Incertezas Operacionais da Oncoclínicas
A auditoria do balanço da Oncoclínicas, divulgada ao final da noite da última quinta-feira, 9, revela uma incerteza significativa em relação à continuidade operacional da empresa. Em 2025, a Oncoclínicas registrou um prejuízo líquido de 3,6 bilhões de reais, o que representa um aumento de 411% em comparação com o prejuízo acumulado em 2024.
Situação Financeira e Endividamento
De acordo com a auditoria, a Oncoclínicas apresenta um capital circulante líquido negativo de 2,3 bilhões de reais. Essa situação é atribuída, principalmente, ao não cumprimento de determinados índices financeiros estabelecidos em contratos de empréstimos, financiamentos e debêntures.
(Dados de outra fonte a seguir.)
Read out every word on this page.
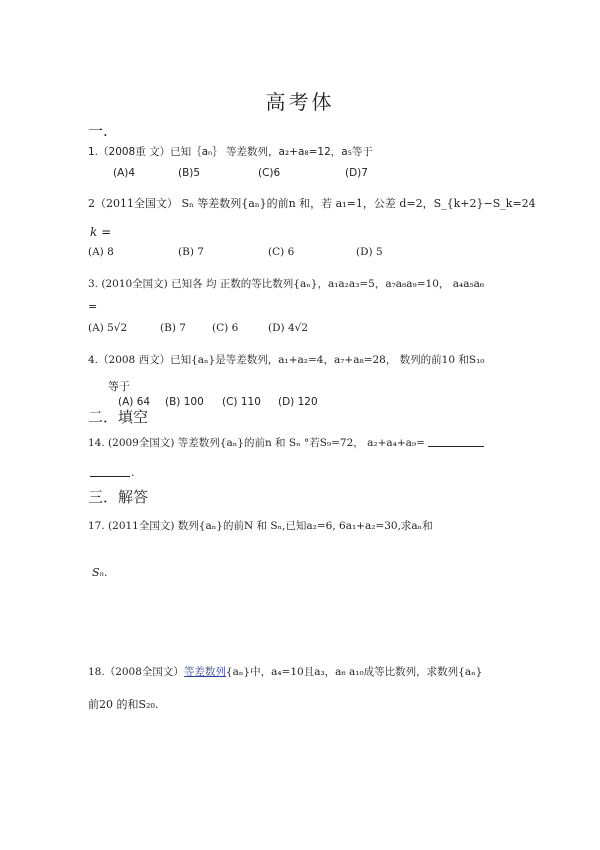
高考体
一.
1.（2008重 文）已知｛aₙ｝ 等差数列，a₂+a₈=12，a₅等于
(A)4	(B)5	(C)6	(D)7
2（2011全国文） Sₙ 等差数列{aₙ}的前n 和，若 a₁=1，公差 d=2，S_{k+2}−S_k=24
k =
(A) 8	(B) 7	(C) 6	(D) 5
3. (2010全国文) 已知各 均 正数的等比数列{aₙ}，a₁a₂a₃=5，a₇a₈a₉=10， a₄a₅a₆
=
(A) 5√2	(B) 7 (C) 6	(D) 4√2
4.（2008 西文）已知{aₙ}是等差数列，a₁+a₂=4，a₇+a₈=28， 数列的前10 和S₁₀
等于
(A) 64 (B) 100 (C) 110 (D) 120
二．填空
14. (2009全国文) 等差数列{aₙ}的前n 和 Sₙ °若S₉=72， a₂+a₄+a₉=
.
三．解答
17. (2011全国文) 数列{aₙ}的前N 和 Sₙ,已知a₂=6, 6a₁+a₂=30,求aₙ和
Sₙ.
18.（2008全国文）等差数列{aₙ}中，a₄=10且a₃，a₆ a₁₀成等比数列，求数列{aₙ}
前20 的和S₂₀.
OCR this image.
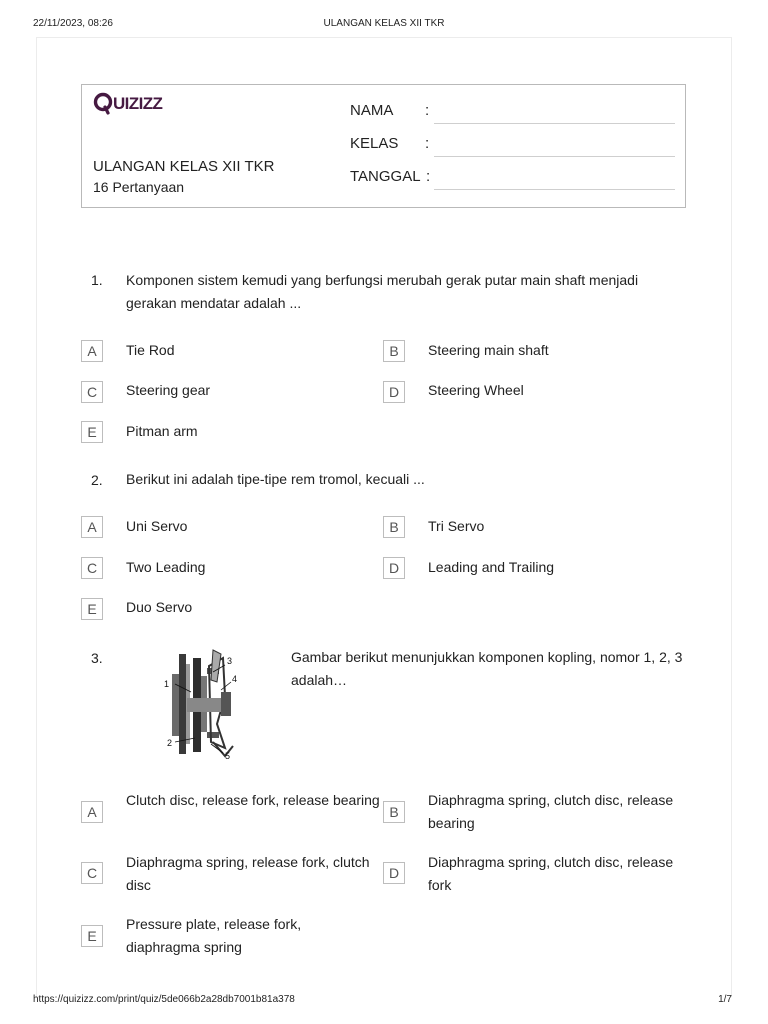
22/11/2023, 08:26	ULANGAN KELAS XII TKR
UIZIZZ
ULANGAN KELAS XII TKR
16 Pertanyaan
NAMA :
KELAS :
TANGGAL :
1. Komponen sistem kemudi yang berfungsi merubah gerak putar main shaft menjadi gerakan mendatar adalah ...
A	Tie Rod	B	Steering main shaft
C	Steering gear	D	Steering Wheel
E	Pitman arm
2. Berikut ini adalah tipe-tipe rem tromol, kecuali ...
A	Uni Servo	B	Tri Servo
C	Two Leading	D	Leading and Trailing
E	Duo Servo
3.
1
2
3
4
5
Gambar berikut menunjukkan komponen kopling, nomor 1, 2, 3 adalah…
A
Clutch disc, release fork, release bearing
B
Diaphragma spring, clutch disc, release bearing
C
Diaphragma spring, release fork, clutch disc
D
Diaphragma spring, clutch disc, release fork
E
Pressure plate, release fork, diaphragma spring
https://quizizz.com/print/quiz/5de066b2a28db7001b81a378	1/7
Os critérios estabelecidos para o endividamento eram de que a dívida líquida não deveria ultrapassar 3,5 vezes o potencial de geração de caixa (Ebitda, na sigla em inglês). Entretanto, ao final de 2025, a empresa alcançou um indicador de 4,27 vezes, o que resultou na reclassificação de uma parcela significativa da dívida para o passivo circulante. Isso pode acarretar vencimento antecipado e exigibilidade dessas obrigações pelos credores, além de gerar uma significativa pressão sobre a liquidez da companhia, conforme apontado pela Deloitte, empresa responsável pela auditoria.
Dependência de Ações da Diretoria
Os auditores destacam que a continuidade operacional da Oncoclínicas depende substancialmente da implementação bem-sucedida de planos delineados pela Diretoria. Esses planos incluem, entre outros, negociações com credores para obtenção de dispensas contratuais, acordos de adiamento de cobrança de dívidas e a captação de novos recursos ou reestruturação das obrigações financeiras. Contudo, a conclusão desses processos não está totalmente sob controle da companhia.
Indícios de Incerteza Relevante
A auditoria conclui que esses eventos ou condições indicam a existência de incerteza relevante que pode suscitar dúvidas significativas quanto à capacidade de continuidade operacional da Oncoclínicas.
Avaliação de Proteção Judicial
Em um comunicado ao mercado datado de 8 de abril, a empresa confirmou que está avaliando a possibilidade de solicitar proteção contra os credores na Justiça, caso venha a descumprir o índice financeiro de alavancagem estabelecido.
Na mesma noite, a Oncoclínicas divulgou uma série de documentos na Comissão de Valores Mobiliários (CVM), que revelam a convocação de uma assembleia com seus debenturistas. A proposição da empresa era para aprovar uma trégua com os credores, de forma a evitar problemas relacionados às dívidas. Contudo, a reunião não se concretizou devido à ausência de investidores presentes, fazendo com que a única opção restante para a empresa seja buscar proteção judicial contra seus credores.